Supreme Court-Part 2 Issues of the Case

MGM Studios, Inc. v. Grokster, Ltd. 545 U.S. 913 (2005) is a United States Supreme Court decision in which the Court unanimously held that defendant P2P file sharing companies Grokster and Streamcast (maker of Morpheus) could be sued for inducing copyright infringement for acts taken in the course of marketing file sharing software. The plaintiffs were a consortium of 28 of the largest entertainment companies (led by Metro-Goldwyn-Mayer studios).
The case is frequently characterized as a re-examination of the issues in Sony Corp. v. Universal City Studios, 464 U.S. 417 (1984), a case that protected VCR manufacturers from liability for contributory infringement. MGM wants makers of file sharing technology held liable for their users' copyright infringements. In Sony, the court held that technology could not be barred if it was "capable of substantial noninfringing uses."
Grokster came before the Supreme Court having already won in two previous courts. The United States District Court for the Central District of California originally dismissed the case in 2003, citing the Betamax decision. Then a higher court, the Ninth Circuit Court of Appeals, upheld the lower court's decision after acknowledging that P2P software has legitimate and legal uses. Sharman Networks' Kazaa file sharing program was originally amongst the defendants, but was dropped because the company is based in Vanuatu.
Computer and Internet technology companies such as Intel, and trade associations including firms such as Yahoo! and Microsoft, filed amicus curiae briefs in support of the file sharing companies, while the RIAA and MPAA both sided with MGM. A list of briefs filed in the case is available at copyright.gov and eff.org. Billionaire Mark Cuban partially financed Grokster's fight before the Supreme Court.[1]
During oral argument, the Supreme Court justices appeared divided between the need to protect new technologies and the need to provide remedies against copyright infringement.

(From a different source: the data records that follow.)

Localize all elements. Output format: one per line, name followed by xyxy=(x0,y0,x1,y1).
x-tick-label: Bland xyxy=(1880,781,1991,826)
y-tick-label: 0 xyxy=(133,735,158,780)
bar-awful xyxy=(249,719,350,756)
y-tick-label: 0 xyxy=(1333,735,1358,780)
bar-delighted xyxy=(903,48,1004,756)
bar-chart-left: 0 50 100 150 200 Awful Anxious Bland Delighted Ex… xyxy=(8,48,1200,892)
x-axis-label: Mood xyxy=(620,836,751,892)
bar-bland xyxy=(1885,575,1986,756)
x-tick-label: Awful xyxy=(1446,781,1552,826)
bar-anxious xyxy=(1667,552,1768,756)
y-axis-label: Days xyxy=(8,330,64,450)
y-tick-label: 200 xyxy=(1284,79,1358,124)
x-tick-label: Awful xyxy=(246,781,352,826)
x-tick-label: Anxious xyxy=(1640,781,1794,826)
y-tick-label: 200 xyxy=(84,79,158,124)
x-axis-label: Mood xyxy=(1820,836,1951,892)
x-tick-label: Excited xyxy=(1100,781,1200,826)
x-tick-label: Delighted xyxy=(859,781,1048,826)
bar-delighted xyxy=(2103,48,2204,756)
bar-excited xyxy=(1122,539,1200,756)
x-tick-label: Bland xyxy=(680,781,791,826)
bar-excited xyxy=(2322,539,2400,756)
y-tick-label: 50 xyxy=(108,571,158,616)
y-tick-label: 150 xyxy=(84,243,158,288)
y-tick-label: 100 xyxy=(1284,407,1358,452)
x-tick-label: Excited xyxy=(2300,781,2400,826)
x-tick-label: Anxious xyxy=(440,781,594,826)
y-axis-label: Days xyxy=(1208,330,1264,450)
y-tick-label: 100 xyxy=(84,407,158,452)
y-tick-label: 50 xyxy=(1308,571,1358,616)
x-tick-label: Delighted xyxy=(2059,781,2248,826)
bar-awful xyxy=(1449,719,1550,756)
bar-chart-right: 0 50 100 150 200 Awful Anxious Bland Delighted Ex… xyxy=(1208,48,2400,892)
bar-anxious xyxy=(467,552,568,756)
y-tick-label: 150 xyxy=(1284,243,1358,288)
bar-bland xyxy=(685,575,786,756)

Justice Antonin Scalia expressed concern that inventors would be chilled from entering the market by the threat of immediate lawsuits. Justice David Souter questioned how the interpretation of the law the plaintiffs argued for would affect devices like copy machines or the iPod.
The music industry suggested that iPods have a substantial and legitimate commercial use in contrast to Grokster, to which Souter replied, "I know perfectly well that I can buy a CD and put it on my iPod. But I also know if I can get music without buying it, I'm going to do so."[2] On the other hand, the justices seemed troubled at the prospect of ruling that Grokster's alleged business model of actively inducing infringement and then reaping the commercial benefits was shielded from liability. Grokster argued that affirming the Ninth Circuit would only prevent an injunction against future use of the P2P software, while the plaintiffs would still be free to pursue damages in the district court for alleged past wrongful acts. Much of the Court, however, expressed skepticism that Grokster's continuing enterprise could be severable from the consequences of those prior acts.